Microsoft has quietly deleted MS Celeb, a training dataset of 10 million images used for recognizing face images. According to a report from the Financial Times (via Engadget), the database which contains pictures from one million celebrities had become quite problematic as it also includes images from “arguably private individuals.” More disturbing, the dataset has reportedly been used by big tech giants including IBM, Panasonic, Nvidia, as well as other Chinese companies suspected to be using it to improve their surveillance technologies.
The Redmond giant created its MS Celeb database back in 2016, gathering images from the web under a Creative Commons license. At the time, the company claimed that MS Celeb was the largest publicly available one in the world. However, the problem with that specific process was that the dataset that Microsoft created includes pictures from people who never asked to be a part of it, causing some potential privacy issues.

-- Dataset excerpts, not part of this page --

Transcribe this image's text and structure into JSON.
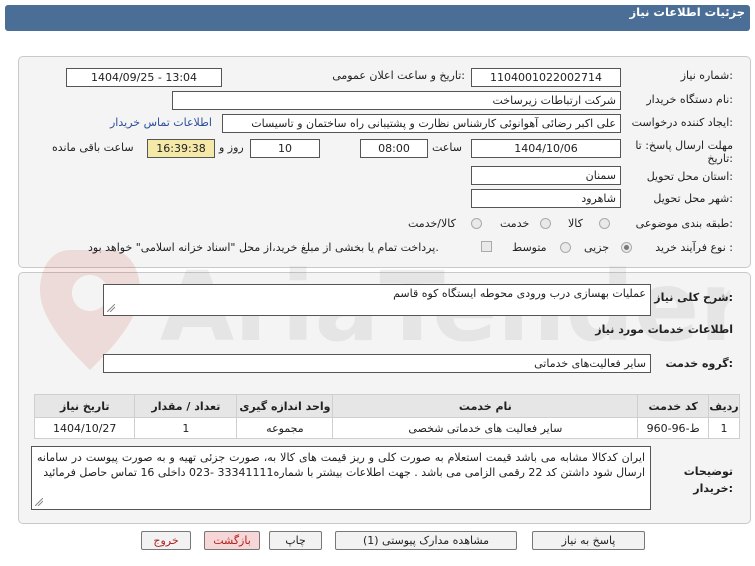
{
  "header": {
    "title": "جزئیات اطلاعات نیاز"
  },
  "form": {
    "need_number": {
      "label": "شماره نیاز:",
      "value": "1104001022002714"
    },
    "announce_datetime": {
      "label": "تاریخ و ساعت اعلان عمومی:",
      "value": "1404/09/25 - 13:04"
    },
    "buyer_org": {
      "label": "نام دستگاه خریدار:",
      "value": "شرکت ارتباطات زیرساخت"
    },
    "creator": {
      "label": "ایجاد کننده درخواست:",
      "value": "علی اکبر رضائی آهوانوئی کارشناس نظارت و پشتیبانی راه ساختمان و تاسیسات",
      "contact_link": "اطلاعات تماس خریدار"
    },
    "deadline": {
      "label": "مهلت ارسال پاسخ: تا تاریخ:",
      "date": "1404/10/06",
      "time_label": "ساعت",
      "time": "08:00",
      "days": "10",
      "days_label": "روز و",
      "remaining": "16:39:38",
      "remaining_label": "ساعت باقی مانده"
    },
    "province": {
      "label": "استان محل تحویل:",
      "value": "سمنان"
    },
    "city": {
      "label": "شهر محل تحویل:",
      "value": "شاهرود"
    },
    "category": {
      "label": "طبقه بندی موضوعی:",
      "options": [
        "کالا",
        "خدمت",
        "کالا/خدمت"
      ]
    },
    "process": {
      "label": "نوع فرآیند خرید :",
      "options": [
        "جزیی",
        "متوسط"
      ],
      "treasury_note": "پرداخت تمام یا بخشی از مبلغ خرید،از محل \"اسناد خزانه اسلامی\" خواهد بود."
    }
  },
  "summary": {
    "label": "شرح کلی نیاز:",
    "value": "عملیات بهسازی درب ورودی محوطه ایستگاه کوه قاسم"
  },
  "services": {
    "title": "اطلاعات خدمات مورد نیاز",
    "group_label": "گروه خدمت:",
    "group_value": "سایر فعالیت‌های خدماتی",
    "columns": [
      "ردیف",
      "کد خدمت",
      "نام خدمت",
      "واحد اندازه گیری",
      "تعداد / مقدار",
      "تاریخ نیاز"
    ],
    "rows": [
      [
        "1",
        "ط-96-960",
        "سایر فعالیت های خدماتی شخصی",
        "مجموعه",
        "1",
        "1404/10/27"
      ]
    ]
  },
  "buyer_notes": {
    "label": "توضیحات خریدار:",
    "value": "ایران کدکالا مشابه می باشد قیمت استعلام به صورت کلی و ریز قیمت های کالا به، صورت جزئی تهیه و به صورت پیوست در سامانه ارسال شود داشتن کد 22 رقمی الزامی می باشد . جهت اطلاعات بیشتر با شماره33341111 -023 داخلی 16 تماس حاصل فرمائید"
  },
  "buttons": {
    "reply": "پاسخ به نیاز",
    "attachments": "مشاهده مدارک پیوستی (1)",
    "print": "چاپ",
    "back": "بازگشت",
    "exit": "خروج"
  },
  "watermark": {
    "text": "AriaTender.net"
  },
  "colors": {
    "header_bg": "#4a6e96",
    "link": "#2a4f9a",
    "exit_text": "#b02020",
    "panel_bg": "#f4f4f4"
  }
}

However, Microsoft denied that its MS Celeb database was removed because of privacy concerns. "The site was intended for academic purposes,” the company told the Financial Times. “It was run by an employee that is no longer with Microsoft." Still, in an period were tech giants are facing increased scrutiny, it wouldn’t have been right from Microsoft to leave this massive database online while pleading for a regulation of facial recognition technology at the same time.
Even though MS Celeb has now been taken offline, its content hasn't completely disappeared from the Internet. Adam Harvey, a researcher familiar with similar massive datasets told the Financial Times that "people are posting it on GitHub, hosting the files on Dropbox and Baidu Cloud, so there is no way from stopping them from continuing to post it and use it for their own purposes."